Freiheitliche lehnen Ungleichbehandlung sowohl auf nationaler als auch auf europäischer Ebene ab und fordern endlich Rückkehr zur alten Normalität

Wien (OTS) „Gerade einmal zwei Wochen im Amt, sieht sich der neue Gesundheitsminister Mückstein bereits gezwungen, öffentliche Kritik am Bundeskanzler zu üben. Nur so ist sein Hinweis auf die Sinnlosigkeit einer österreichischen Parallelstruktur beim ‚Grünen Pass‘ zu interpretieren, den die EU nur wenige Wochen später, konkret im Juli, einführen will. Mückstein hat mit dieser Kritik zweifellos Recht, geht es doch hier offenbar nur um die Befriedigung der eitlen Medienaffinität des Sebastian Kurz. Der Gesundheitsminister ist aber den Weg nicht zu Ende gegangen, denn in Wahrheit handelt es sich hier – egal ob österreichweit oder EU-weit umgesetzt – um ein Instrument, mit dem die grundrechtliche Ungleichbehandlung von Bürgern zementiert werden soll. Anstelle eines ‚Grünen Passes‘ fordern wir Freiheitliche endlich die Rückkehr zur alten Normalität“, sagte heute der Vorsitzende des parlamentarischen Gesundheitsausschusses und FPÖ-Gesundheitssprecher NAbg. Gerhard Kaniak.

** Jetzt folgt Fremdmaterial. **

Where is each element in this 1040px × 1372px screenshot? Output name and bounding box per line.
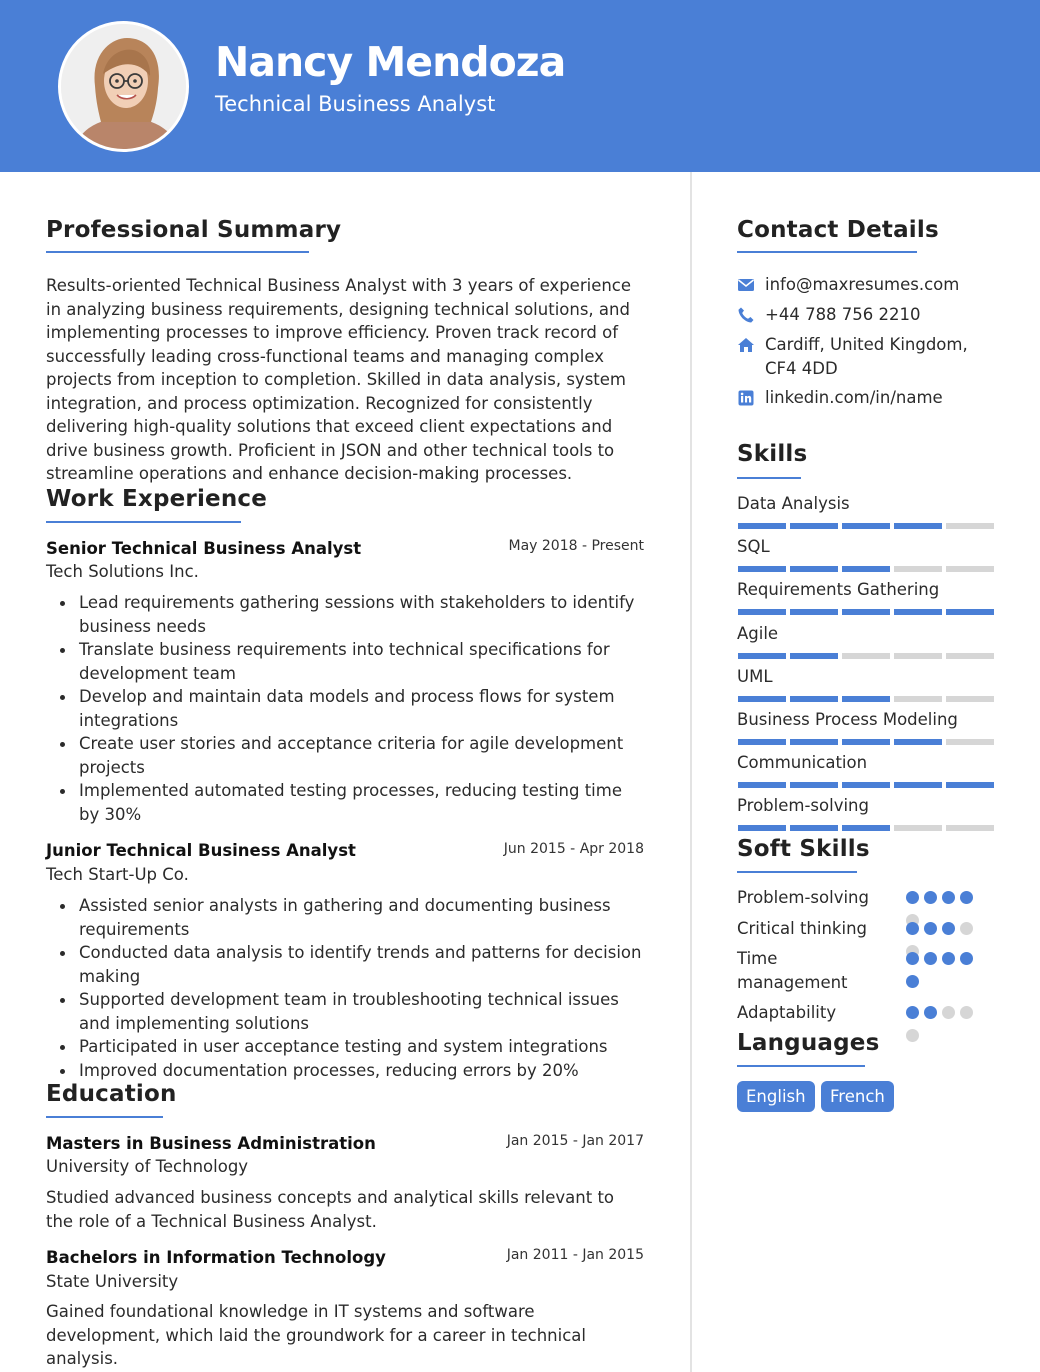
skill-level-segment-filled bbox=[738, 609, 786, 615]
skill-level-segment-filled bbox=[790, 739, 838, 745]
skill-level-segment-filled bbox=[738, 523, 786, 529]
summary-text: Results-oriented Technical Business Analyst with 3 years of experience in analyzing business requirements, designing technical solutions, and implementing processes to improve efficiency. Proven track record of successfully leading cross-functional teams and managing complex projects from inception to completion. Skilled in data analysis, system integration, and process optimization. Recognized for consistently delivering high-quality solutions that exceed client expectations and drive business growth. Proficient in JSON and other technical tools to streamline operations and enhance decision-making processes. bbox=[46, 276, 632, 483]
job-bullet: Assisted senior analysts in gathering and documenting business requirements bbox=[46, 894, 646, 941]
skill-level-segment-empty bbox=[946, 825, 994, 831]
experience-title: Work Experience bbox=[46, 486, 268, 512]
languages-title: Languages bbox=[737, 1030, 880, 1056]
home-icon bbox=[737, 336, 755, 354]
job-bullet: Create user stories and acceptance criteria for agile development projects bbox=[46, 732, 646, 779]
job-bullet: Implemented automated testing processes, reducing testing time by 30% bbox=[46, 779, 646, 826]
skill-level-segment-filled bbox=[894, 739, 942, 745]
job-title: Senior Technical Business Analyst bbox=[46, 539, 362, 558]
linkedin-icon bbox=[737, 389, 755, 407]
soft-skill-dot-filled bbox=[942, 891, 955, 904]
skill-level-segment-filled bbox=[790, 609, 838, 615]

Dementsprechend seien auch Mücksteins Aussagen gegen einen Impfzwang nur Lippenbekenntnisse, sei doch eine Ungleichbehandlung von geimpften und nicht-geimpften der Hauptzweck des „Grünen Passes“.

Zur Diskussion über das Schutzniveau einer Erstimpfung merkte Kaniak an, dass diese Frage am besten durch den Einsatz von Antikörpertests beantwortet werden könne: „Wer bereits ein gewisses Niveau von Antikörpern hat, bei dem wird eine Impfung sicher ausreichen. Ich verstehe daher nicht, warum man den Einsatz dieser Tests, die im Gegensatz zu Antigen- und PCR-Tests eine langfristige Aussagekraft besitzen, konsequent verweigert und sich lieber Spekulationen hingibt.“

Kaniak warnte zudem davor, dass es abseits von Corona zu erheblichen Lücken bei anderen Impfprogrammen komme – etwa bei den nötigen Auffrischungs-Impfungen gegen FSME, Keuchhusten oder Kinderlähmung: „Vor diesem Hintergrund verstehe ich nicht, warum Mückstein nicht auch die Apotheker einbinden will – wenn schon nicht für COVID, dann doch wenigstens für den Abbau des Rückstands bei anderen Impfungen.“

Insgesamt spreche aus Mückstein eine frühe Frustration angesichts des Erbes seines Vorgängers Anschober, das vor Versäumnissen nur so strotze. „Besonders dramatisch macht sich die konsequente Weigerung der Regierung, die Kapazitäten in den Intensivstationen auszubauen, bemerkbar. Mückstein muss zugeben, dass diese verantwortungslose Politik sogar zu Todesfällen führt. Das sind dann die sogenannten ‚Kollateralschäden‘, von denen man wenig erfährt“, kritisierte Kaniak. Genauso wenig wie beim Ausbau der Betten sei bisher hinsichtlich der Arbeits- und Entlohnungsbedingungen für das intensivmedizinische Personal geschehen.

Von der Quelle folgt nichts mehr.